3. Soweit das Ruhegehalt als Leibrente zu besteuern ist, ist es für Veranlagungszeiträume ab 2005 der Basisversorgung zuzuordnen (§ 22 Nr. 1 Satz 3 Buchst. a Doppelbuchst. aa EStG).
Normenkette
§ 3 Nr. 55e, § 19 Abs. 1 Satz 1 Nr. 2, Abs. 2, § 22 Nr. 1 Satz 3 Buchst. a Doppelbuchst. aa EStG, § 162 Abs. 1 Satz 1 AO, § 12 Abs. 3 BewG, Art. 1 Abs. 1 DurchfAbk
Sachverhalt
Der Kläger war Beamter beim EPA. Seit seinem Ruhestand bezieht er nach Maßgabe der Versorgungsordnung für das EPA ein Ruhegehalt. Vor Aufnahme seiner Tätigkeit beim EPA war der Kläger rentenversicherungspflichtig beschäftigt gewesen. Er hatte die ihm eingeräumte Möglichkeit wahrgenommen, die Summe der in die BfA eingezahlten Beiträge zuzüglich 3,5 % Zinsen für jedes vollendete Jahr nach der Beitragszahlung auf das Versorgungssystem des EPA übertragen zu lassen. Dementsprechend wurde ein als "pauschaler Rückkaufwert" bezeichneter Betrag in das Versorgungssystem des EPA gezahlt. Altersversorgungsansprüche des Klägers gegenüber der BfA erloschen damit. Das EPA rechnete den gutgeschriebenen Betrag unter Anwendung eines jährlichen Zinssatzes von 3,5 % auf den Zeitpunkt der Verbeamtung des Klägers zurück. Aus dem so ermittelten Betrag leitete es zusätzliche ruhegehaltsfähige Dienstjahre von knapp 5 Jahren ab.
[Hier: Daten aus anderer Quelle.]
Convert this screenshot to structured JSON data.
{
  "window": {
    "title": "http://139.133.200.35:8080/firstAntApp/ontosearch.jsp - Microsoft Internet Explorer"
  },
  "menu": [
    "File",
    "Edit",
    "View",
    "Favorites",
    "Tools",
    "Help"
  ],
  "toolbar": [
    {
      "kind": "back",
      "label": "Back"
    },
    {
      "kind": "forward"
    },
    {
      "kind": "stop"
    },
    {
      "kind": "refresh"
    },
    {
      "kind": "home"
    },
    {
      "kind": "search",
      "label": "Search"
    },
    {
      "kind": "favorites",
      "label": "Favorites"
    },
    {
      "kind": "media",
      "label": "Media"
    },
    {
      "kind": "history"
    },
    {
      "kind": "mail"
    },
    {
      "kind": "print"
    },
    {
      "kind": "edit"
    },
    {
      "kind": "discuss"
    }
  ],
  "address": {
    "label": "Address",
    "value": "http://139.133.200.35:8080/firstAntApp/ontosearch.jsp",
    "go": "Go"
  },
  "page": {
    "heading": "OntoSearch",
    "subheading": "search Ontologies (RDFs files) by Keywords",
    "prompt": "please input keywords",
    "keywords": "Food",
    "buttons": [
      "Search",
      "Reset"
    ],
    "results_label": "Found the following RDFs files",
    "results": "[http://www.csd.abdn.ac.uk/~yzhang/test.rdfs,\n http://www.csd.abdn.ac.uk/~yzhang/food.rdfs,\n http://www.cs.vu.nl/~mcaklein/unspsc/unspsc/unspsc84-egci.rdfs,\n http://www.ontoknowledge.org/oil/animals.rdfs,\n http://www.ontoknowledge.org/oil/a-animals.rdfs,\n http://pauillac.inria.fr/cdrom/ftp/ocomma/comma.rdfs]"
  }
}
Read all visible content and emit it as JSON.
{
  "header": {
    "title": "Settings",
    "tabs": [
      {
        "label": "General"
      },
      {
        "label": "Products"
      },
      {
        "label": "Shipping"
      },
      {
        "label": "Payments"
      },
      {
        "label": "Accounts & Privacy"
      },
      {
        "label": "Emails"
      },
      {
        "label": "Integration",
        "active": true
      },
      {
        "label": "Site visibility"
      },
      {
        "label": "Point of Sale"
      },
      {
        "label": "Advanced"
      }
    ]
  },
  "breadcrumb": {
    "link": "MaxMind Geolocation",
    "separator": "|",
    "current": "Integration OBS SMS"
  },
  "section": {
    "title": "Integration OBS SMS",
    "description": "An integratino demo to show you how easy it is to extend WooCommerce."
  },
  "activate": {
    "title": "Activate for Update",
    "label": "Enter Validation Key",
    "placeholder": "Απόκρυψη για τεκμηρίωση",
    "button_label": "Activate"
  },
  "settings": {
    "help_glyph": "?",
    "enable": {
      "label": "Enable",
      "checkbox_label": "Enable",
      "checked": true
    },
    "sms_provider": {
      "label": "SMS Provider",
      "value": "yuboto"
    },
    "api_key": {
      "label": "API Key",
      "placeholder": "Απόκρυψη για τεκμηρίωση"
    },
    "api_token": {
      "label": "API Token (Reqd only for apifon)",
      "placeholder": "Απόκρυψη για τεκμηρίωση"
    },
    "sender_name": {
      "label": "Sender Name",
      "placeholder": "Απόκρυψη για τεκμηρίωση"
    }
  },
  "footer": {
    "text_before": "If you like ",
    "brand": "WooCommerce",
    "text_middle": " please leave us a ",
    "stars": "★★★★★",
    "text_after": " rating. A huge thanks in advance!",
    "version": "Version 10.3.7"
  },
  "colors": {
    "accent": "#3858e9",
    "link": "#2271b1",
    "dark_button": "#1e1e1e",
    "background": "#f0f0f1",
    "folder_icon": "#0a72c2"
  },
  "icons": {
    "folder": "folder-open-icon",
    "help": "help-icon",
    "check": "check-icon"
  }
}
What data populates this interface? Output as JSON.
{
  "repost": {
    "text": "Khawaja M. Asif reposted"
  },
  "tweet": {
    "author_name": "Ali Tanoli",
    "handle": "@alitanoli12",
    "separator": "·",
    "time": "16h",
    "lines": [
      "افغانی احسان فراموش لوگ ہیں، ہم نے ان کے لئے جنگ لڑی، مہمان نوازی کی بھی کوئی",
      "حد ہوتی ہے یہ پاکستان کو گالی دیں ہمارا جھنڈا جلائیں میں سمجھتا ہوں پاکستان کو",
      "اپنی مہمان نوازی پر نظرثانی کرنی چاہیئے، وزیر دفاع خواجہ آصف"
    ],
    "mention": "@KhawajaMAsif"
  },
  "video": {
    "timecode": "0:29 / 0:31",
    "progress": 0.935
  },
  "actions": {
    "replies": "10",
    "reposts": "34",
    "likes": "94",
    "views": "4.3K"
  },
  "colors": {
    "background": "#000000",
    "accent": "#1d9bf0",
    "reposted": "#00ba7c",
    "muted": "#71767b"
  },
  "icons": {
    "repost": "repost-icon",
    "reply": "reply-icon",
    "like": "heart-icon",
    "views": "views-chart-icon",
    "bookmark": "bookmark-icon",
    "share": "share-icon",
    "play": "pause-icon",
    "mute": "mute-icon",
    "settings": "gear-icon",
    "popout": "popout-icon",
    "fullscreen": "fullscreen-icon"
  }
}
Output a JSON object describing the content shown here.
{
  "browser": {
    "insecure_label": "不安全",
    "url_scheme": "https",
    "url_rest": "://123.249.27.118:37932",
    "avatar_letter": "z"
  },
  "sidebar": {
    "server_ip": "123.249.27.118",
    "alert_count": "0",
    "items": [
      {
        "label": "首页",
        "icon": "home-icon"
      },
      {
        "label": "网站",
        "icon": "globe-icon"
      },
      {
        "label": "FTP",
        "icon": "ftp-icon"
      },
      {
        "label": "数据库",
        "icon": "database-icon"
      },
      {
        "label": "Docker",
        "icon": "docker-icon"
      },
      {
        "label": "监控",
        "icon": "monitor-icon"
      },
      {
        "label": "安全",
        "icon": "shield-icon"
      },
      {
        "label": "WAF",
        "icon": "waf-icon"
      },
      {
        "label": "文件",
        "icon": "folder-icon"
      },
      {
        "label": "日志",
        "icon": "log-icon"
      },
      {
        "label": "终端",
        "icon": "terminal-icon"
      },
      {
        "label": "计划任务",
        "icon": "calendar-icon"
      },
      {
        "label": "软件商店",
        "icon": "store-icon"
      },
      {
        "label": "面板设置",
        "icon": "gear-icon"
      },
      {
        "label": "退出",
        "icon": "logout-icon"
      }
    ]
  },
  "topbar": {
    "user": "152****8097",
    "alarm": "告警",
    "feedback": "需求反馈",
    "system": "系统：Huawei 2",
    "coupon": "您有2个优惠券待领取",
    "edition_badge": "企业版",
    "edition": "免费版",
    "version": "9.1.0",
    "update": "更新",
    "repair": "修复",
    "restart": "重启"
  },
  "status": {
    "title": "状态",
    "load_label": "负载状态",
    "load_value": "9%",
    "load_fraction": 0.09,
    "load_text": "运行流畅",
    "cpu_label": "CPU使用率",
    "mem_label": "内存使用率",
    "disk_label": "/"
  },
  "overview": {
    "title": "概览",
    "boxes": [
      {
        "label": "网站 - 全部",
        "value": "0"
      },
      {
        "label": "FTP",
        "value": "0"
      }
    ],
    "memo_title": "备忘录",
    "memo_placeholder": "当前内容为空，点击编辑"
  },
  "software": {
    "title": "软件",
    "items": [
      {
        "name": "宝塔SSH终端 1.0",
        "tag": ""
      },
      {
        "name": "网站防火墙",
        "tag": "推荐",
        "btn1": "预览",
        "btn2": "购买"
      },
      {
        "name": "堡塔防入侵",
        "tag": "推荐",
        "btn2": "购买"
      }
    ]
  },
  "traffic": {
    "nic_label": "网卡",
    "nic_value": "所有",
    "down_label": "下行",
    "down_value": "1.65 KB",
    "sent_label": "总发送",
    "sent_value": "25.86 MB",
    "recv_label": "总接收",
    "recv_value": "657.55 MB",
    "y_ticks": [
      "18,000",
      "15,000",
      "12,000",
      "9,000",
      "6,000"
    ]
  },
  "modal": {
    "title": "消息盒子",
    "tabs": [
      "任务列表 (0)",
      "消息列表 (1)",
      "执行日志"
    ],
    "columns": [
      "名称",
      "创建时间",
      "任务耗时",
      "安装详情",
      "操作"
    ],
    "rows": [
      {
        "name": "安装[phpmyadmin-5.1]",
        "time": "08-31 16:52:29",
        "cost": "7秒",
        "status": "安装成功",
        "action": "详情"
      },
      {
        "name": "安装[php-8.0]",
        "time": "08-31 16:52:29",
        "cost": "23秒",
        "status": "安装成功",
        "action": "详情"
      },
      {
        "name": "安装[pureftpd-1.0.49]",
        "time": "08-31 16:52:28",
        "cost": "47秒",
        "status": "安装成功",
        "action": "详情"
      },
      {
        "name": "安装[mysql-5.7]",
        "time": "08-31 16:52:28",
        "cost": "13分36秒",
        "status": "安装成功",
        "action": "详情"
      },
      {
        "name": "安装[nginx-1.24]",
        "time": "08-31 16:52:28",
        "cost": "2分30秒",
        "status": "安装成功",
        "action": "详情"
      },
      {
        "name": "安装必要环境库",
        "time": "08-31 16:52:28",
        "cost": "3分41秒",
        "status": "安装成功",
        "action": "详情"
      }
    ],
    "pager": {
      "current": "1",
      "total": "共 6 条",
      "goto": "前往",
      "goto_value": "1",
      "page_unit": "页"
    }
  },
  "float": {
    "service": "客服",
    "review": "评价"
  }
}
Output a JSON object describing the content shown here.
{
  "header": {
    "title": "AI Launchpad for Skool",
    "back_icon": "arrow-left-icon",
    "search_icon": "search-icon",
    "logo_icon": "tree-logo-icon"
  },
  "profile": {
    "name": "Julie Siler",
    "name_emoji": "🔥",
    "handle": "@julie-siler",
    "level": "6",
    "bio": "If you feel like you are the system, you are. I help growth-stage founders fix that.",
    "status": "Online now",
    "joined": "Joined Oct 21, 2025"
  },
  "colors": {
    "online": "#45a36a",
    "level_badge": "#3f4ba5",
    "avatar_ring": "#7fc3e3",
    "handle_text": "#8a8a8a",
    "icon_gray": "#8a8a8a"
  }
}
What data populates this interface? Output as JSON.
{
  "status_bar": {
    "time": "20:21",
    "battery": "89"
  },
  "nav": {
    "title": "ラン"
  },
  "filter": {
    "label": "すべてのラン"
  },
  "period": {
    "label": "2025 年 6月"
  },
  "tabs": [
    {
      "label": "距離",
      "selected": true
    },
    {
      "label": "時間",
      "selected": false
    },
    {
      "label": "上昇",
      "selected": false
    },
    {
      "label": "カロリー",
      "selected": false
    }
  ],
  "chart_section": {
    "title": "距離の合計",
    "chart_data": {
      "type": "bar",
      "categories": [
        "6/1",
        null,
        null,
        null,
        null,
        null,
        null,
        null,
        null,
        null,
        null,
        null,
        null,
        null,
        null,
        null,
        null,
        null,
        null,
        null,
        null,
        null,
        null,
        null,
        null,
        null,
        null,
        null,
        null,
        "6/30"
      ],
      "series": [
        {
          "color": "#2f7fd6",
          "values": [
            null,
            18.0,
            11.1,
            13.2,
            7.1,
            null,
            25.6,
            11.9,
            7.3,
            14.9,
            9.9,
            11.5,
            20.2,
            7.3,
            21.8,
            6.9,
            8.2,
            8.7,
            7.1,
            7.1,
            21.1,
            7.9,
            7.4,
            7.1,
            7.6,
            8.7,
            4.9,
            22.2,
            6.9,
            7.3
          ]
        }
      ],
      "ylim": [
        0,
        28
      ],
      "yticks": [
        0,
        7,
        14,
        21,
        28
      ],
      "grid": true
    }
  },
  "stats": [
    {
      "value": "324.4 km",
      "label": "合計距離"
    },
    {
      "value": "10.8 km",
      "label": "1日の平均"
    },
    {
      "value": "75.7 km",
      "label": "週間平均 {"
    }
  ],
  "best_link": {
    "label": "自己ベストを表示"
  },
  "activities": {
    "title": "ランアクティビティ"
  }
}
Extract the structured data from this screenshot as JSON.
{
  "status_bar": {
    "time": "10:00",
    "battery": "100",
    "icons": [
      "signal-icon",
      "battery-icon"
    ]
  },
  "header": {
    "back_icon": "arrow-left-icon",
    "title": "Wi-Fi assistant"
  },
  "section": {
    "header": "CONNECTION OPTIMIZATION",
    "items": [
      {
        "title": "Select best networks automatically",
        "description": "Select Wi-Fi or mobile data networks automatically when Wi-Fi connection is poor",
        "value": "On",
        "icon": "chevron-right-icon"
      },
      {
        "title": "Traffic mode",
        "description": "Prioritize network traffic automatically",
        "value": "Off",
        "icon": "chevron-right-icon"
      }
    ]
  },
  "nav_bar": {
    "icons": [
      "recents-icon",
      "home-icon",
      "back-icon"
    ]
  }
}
Das FA sah wegen der Übertragung der Anwartschaft von der BfA auf das Versorgungswerk der EPA einen Anteil von 16 % der Grundversorgung als sonstige Einkünfte gemäß § 22 Nr. 1 Satz 3 Buchst. a Doppelbuchst. aa EStG an und besteuerte das restliche Ruhegehalt als Einkünfte aus nichtselbstständiger Arbeit. Die Aufteilung der Bezüge nahm das FA nach dem BMF-Schreiben vom 3.8.1998 (BStBl I 1998, 1042) vor. Die Klage hatte keinen Erfolg, da das FG den vom FA zugrunde gelegten Aufteilungsmaßstab für zutreffend hielt (FG München, Urteil vom 24.7.2019, 9 K 2869/17, Haufe-Index 13881194).
Entscheidung
Die Revision war begründet. Die vom FG vorgenommene Aufteilung der Einkünfte hielt aus den unter den Praxis-Hinweisen dargestellten Gründen der Höhe nach einer rechtlichen Überprüfung nicht stand, sodass die Sache an das FG zurückverwiesen werden musste.
Hinweis
Die Besteuerung von Altersbezügen, die ehemalige Angehörige von internationalen Institutionen erhalten, bereitet oft Probleme. Im Streitfall waren die Alterseinkünfte eines früheren Beamten des Europäischen Patentamtes (EPA) zu beurteilen.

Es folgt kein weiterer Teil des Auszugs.